Elle détourne le regard vers mon père.
- Et le pire... Vous laissez votre propre fils forniquer avec un autre garçon ! C'est immonde leur façon de faire !
J'ai un haut-le-cœur. Comment peut-elle parler des moment intimes que je partage avec Brevan de cette façon ?
Mon père se lève d'un seul coup et la pointe du doigt.
- La manière dont mon fils vit sa vie ne vous regarde pas ! Je comprends que le vôtre soit aussi étroit d'esprit, avec une mère pareille ! On est au XXIe siècle madame ! Deux hommes devraient avoir le droit de tomber amoureux sans risquer de se faire insulter ou harceler par des connards finis comme vous et votre fils !
Sa voix a dû se faire entendre dans le couloir. Je crois que je n'ai jamais vu mon père aussi en colère. Il ramasse sa veste, prêt à quitter le bureau.
- Je n'ai jamais et je ne rapprocherais jamais à mon fils d'aimer les hommes !
Je veux me jeter dans ses bras, mais pas dans le bureau. Alors je me contente de prendre la main de Brevan dans la mienne.

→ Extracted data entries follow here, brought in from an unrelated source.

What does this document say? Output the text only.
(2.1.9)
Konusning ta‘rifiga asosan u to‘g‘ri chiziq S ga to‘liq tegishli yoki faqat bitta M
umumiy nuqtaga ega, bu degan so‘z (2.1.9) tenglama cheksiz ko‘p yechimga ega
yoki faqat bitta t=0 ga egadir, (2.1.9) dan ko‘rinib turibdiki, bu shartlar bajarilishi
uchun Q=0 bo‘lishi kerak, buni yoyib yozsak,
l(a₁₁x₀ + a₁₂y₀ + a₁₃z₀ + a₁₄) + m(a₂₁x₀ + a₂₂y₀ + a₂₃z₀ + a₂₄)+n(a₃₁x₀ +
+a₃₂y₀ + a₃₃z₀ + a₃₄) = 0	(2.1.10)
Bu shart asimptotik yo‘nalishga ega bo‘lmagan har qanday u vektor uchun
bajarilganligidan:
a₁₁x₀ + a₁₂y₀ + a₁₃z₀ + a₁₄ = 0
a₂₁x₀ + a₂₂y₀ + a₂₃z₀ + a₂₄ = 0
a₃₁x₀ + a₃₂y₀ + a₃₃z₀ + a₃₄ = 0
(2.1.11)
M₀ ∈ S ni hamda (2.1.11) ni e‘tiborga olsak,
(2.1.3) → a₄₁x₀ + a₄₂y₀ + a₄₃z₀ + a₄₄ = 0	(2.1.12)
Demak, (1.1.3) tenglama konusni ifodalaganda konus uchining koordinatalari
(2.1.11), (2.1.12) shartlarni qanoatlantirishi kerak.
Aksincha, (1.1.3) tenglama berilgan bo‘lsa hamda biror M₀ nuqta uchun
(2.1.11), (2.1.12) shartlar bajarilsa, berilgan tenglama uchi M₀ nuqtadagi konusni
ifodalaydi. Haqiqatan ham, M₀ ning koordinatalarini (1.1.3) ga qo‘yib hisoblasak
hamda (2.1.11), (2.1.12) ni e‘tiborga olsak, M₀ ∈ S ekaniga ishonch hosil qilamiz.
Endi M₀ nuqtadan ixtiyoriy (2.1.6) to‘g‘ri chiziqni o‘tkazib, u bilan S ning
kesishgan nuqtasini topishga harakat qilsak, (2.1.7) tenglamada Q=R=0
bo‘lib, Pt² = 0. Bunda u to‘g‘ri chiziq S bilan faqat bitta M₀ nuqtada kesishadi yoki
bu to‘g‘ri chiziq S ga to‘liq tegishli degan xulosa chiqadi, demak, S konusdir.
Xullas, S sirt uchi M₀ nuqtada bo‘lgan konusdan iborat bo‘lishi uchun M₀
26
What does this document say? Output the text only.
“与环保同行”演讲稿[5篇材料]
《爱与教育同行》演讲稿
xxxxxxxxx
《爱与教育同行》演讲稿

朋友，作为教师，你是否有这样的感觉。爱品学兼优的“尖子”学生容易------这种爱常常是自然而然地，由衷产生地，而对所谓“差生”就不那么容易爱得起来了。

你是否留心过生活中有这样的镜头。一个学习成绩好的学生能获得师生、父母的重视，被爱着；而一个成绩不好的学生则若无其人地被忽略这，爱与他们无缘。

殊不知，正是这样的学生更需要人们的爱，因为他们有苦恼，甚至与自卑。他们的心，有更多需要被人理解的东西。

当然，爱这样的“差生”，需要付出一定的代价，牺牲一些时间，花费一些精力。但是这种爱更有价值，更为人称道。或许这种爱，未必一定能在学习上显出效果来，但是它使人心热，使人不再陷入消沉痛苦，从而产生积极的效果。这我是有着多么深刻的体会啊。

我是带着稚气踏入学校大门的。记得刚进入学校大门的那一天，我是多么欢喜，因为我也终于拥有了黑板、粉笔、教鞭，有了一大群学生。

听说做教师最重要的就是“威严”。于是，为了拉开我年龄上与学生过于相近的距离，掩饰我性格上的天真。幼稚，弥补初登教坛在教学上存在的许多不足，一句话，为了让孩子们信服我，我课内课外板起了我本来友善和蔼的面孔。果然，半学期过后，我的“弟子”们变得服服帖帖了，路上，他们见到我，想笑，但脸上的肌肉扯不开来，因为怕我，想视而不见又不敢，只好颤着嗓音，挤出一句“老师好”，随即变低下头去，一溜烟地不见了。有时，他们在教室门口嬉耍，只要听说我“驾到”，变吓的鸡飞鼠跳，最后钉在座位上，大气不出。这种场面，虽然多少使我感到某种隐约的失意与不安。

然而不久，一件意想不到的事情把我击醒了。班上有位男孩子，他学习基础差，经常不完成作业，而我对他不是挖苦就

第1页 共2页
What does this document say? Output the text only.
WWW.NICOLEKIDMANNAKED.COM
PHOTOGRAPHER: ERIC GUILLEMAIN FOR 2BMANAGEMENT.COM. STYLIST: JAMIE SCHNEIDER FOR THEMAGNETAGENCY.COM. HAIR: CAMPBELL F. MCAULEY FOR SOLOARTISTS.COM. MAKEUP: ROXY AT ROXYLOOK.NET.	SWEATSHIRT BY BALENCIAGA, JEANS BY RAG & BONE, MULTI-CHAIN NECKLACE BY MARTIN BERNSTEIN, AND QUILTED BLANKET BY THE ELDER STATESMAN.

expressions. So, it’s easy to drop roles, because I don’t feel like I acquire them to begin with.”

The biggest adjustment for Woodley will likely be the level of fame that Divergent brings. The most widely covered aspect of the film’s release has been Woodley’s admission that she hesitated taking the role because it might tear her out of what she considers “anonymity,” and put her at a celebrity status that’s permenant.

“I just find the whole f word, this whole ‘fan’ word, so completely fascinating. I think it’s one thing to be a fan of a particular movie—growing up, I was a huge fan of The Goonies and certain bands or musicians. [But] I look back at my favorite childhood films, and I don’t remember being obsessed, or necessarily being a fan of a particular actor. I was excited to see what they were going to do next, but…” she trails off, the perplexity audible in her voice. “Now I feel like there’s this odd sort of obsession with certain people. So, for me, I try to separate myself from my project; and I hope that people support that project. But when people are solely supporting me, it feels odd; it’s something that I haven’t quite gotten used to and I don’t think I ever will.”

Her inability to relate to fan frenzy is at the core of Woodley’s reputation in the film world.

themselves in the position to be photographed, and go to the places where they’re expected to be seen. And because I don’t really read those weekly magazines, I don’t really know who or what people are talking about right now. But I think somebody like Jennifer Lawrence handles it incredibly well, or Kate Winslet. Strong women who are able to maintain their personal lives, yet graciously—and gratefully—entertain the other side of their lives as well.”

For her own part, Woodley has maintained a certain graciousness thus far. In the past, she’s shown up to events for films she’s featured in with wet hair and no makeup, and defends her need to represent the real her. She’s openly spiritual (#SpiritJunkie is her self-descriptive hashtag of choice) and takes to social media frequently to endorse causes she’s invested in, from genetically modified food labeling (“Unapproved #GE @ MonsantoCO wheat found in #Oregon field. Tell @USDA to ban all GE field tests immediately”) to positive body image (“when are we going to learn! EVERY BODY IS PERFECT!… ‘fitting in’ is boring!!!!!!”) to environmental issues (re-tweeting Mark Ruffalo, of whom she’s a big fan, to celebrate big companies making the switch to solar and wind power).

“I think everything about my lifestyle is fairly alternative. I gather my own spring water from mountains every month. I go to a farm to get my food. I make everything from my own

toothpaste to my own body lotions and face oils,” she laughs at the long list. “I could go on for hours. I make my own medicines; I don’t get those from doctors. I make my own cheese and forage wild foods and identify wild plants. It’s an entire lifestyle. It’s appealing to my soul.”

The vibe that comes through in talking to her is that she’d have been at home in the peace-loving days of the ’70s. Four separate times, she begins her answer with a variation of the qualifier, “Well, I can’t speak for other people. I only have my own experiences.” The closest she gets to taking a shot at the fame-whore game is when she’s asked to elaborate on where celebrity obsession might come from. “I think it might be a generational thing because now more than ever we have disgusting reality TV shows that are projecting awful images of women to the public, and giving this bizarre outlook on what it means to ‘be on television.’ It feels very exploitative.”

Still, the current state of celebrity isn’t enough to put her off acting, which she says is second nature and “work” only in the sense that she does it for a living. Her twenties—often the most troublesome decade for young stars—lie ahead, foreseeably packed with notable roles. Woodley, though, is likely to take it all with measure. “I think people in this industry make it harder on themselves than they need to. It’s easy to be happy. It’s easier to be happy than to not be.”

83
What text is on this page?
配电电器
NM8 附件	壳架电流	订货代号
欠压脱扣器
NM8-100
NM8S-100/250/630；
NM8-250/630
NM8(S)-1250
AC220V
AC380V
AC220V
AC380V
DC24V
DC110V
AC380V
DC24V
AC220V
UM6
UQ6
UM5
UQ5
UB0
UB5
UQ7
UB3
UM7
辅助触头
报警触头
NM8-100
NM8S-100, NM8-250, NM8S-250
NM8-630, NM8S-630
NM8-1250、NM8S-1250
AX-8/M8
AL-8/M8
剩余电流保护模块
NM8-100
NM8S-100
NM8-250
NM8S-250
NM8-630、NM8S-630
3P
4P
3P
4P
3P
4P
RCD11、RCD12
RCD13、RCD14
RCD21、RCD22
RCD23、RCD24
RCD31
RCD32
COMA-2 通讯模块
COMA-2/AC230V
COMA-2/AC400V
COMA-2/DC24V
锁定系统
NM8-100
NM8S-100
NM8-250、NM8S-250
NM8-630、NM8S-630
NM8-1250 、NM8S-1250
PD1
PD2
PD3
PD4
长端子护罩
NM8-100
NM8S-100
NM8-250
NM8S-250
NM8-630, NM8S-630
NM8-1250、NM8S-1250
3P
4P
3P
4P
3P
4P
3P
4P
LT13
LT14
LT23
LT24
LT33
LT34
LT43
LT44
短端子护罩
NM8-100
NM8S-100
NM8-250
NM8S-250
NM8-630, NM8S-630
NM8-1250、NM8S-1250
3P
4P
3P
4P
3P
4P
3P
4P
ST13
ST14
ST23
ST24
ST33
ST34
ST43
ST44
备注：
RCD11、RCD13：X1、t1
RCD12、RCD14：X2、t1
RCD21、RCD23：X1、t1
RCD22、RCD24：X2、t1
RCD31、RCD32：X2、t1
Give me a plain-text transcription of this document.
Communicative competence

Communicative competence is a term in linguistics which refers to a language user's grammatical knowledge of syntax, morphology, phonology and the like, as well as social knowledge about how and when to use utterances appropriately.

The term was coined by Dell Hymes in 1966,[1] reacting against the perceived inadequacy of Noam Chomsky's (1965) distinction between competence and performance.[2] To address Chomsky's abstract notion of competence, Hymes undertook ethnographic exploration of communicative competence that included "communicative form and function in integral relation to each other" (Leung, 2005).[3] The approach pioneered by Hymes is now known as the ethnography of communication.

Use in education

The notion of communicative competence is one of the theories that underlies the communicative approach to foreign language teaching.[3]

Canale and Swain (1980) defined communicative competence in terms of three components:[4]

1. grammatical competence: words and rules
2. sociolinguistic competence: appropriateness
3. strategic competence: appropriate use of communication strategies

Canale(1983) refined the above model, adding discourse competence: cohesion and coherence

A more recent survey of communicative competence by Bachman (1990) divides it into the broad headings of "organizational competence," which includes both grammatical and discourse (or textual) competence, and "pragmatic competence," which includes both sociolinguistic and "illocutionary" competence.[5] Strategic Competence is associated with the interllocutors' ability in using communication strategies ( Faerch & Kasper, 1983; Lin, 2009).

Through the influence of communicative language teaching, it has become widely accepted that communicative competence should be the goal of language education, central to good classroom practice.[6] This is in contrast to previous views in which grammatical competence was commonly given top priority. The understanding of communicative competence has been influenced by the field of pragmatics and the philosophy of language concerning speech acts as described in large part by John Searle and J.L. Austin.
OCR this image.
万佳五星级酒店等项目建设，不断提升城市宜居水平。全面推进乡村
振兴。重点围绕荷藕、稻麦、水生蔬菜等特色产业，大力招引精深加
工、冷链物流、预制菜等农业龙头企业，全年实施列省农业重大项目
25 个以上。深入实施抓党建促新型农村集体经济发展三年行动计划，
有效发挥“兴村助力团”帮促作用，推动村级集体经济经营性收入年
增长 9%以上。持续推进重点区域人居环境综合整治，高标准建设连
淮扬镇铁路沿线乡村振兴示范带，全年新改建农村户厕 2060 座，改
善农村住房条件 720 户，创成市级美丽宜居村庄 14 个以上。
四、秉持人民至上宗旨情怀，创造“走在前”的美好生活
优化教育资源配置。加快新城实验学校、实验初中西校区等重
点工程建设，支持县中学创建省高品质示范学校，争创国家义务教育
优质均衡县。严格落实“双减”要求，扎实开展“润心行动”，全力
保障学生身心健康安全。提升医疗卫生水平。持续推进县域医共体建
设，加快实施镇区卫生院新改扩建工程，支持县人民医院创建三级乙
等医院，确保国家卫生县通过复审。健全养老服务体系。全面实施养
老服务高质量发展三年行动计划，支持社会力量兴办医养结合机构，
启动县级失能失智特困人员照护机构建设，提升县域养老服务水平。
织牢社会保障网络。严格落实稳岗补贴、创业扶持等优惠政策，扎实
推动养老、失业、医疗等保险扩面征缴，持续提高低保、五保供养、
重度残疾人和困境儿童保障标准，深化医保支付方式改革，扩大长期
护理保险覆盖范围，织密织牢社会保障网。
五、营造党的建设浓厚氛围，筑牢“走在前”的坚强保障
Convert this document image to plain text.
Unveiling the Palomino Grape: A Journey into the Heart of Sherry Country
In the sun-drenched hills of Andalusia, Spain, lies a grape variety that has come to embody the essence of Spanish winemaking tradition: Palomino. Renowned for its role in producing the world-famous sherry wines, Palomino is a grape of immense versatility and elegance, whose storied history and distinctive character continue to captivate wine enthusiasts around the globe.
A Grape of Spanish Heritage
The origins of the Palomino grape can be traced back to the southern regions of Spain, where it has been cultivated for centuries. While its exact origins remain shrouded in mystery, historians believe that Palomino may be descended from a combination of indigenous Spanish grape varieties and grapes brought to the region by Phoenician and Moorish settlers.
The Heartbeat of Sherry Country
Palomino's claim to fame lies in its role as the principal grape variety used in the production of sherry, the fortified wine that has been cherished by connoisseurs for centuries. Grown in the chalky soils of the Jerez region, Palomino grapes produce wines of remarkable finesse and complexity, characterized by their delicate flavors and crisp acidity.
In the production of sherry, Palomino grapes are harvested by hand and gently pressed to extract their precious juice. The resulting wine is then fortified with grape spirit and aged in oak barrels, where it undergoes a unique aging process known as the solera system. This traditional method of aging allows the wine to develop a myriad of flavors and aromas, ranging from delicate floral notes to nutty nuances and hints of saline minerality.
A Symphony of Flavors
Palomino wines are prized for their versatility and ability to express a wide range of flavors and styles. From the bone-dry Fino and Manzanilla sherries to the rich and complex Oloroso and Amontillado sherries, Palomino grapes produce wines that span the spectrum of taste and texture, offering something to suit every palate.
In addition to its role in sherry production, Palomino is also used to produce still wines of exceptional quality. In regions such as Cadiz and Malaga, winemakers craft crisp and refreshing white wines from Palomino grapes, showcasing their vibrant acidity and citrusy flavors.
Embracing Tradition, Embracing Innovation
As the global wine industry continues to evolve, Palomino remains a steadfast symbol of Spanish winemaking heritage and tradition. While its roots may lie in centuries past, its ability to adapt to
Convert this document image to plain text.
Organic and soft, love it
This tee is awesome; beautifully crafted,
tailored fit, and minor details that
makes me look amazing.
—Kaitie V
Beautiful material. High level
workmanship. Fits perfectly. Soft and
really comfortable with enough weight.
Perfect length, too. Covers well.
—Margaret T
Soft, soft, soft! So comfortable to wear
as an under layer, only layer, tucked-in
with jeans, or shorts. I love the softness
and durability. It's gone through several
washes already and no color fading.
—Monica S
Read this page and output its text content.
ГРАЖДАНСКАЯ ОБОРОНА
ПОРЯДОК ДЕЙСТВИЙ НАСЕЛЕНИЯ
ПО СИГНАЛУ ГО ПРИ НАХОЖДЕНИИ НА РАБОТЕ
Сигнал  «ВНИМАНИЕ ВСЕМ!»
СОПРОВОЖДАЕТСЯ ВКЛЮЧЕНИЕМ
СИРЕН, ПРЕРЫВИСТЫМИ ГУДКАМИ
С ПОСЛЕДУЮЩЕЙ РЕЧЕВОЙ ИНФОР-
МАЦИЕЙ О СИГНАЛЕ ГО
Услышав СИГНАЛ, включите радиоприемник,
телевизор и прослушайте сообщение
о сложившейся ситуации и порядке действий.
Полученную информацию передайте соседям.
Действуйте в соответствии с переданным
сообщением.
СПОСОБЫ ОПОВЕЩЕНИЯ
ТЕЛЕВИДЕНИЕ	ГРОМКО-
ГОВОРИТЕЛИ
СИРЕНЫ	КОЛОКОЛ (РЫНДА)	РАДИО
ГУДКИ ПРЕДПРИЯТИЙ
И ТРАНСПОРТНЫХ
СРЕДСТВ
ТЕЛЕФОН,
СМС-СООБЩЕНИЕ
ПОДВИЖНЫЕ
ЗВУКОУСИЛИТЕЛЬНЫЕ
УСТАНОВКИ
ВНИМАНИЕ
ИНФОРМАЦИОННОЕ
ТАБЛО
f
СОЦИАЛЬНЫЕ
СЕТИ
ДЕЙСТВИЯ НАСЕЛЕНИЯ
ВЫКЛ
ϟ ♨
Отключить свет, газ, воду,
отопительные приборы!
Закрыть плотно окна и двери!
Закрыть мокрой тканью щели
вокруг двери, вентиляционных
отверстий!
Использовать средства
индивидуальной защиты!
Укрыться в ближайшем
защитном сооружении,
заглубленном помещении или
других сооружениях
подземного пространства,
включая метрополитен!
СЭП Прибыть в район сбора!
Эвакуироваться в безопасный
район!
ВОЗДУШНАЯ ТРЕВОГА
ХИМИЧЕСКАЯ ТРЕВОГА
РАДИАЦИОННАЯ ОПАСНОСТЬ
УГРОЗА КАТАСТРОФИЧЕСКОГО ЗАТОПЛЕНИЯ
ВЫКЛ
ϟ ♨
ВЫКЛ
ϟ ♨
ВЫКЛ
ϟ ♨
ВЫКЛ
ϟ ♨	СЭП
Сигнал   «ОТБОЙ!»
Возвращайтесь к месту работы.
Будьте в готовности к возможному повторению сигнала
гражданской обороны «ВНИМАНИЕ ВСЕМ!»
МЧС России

- Je pense qu'on en a fini. Madame, monsieur, j’espère que ce harcèlement cessera et que Romain sera puni en conséquence. Autrement, je porterais plainte pour harcèlement moral, acte homophobe, invitation au suicide ou que sais-je encore. Et croyez moi, vous n'avez aucune envie d'avoir un procès sur le dos. Est-ce que je vous avais précisé que ma femme était avocate ? Non ? Au moins maintenant vous savez.
Il nous invite à sortir et claque bien la porte derrière lui. Une fois dans le couloir, je n’hésite pas une seconde de plus et me jette dans les bras de mon père. Mon nez se met à me piquer.
- Merci. Merci mille fois...
- C'est normal mon grand.
- Et depuis quand maman est avocate ? demandé-je en me détachant de lui avec le sourire.
- Jamais. Mais ils n'ont pas besoin de le savoir, ça.
J'observe Brevan, silencieux depuis le début du rendez-vous. Il a les larmes aux yeux, mais il sourit. J'espère sincèrement lui avoir redonné espoir. Il tend une main tremblante vers mon père, que celui-ci attrape une simple seconde avec douceur.
- M-merci.
- Je me devais de le faire. Brevan, pourquoi tu ne viendrais pas manger à la maison avec ta mère ce soir ? Ma femme fait son fameux gratin de pâtes ! Et après toutes ces émotions, tu en aurais bien besoin.
- Je veux p-pas déranger...
Je passe un bras autour de ses épaules pour le tenir près de moi et lui dépose un baiser sur la joue.
- Tu déranges jamais.
- D'accord. Je lui en-envoie un m-message. Elle devrait b-bientôt avoir fini s-sa garde.
Une fois son message envoyé, je le serre contre moi et embrasse plusieurs fois ses joues.
Je me sens tellement bien maintenant.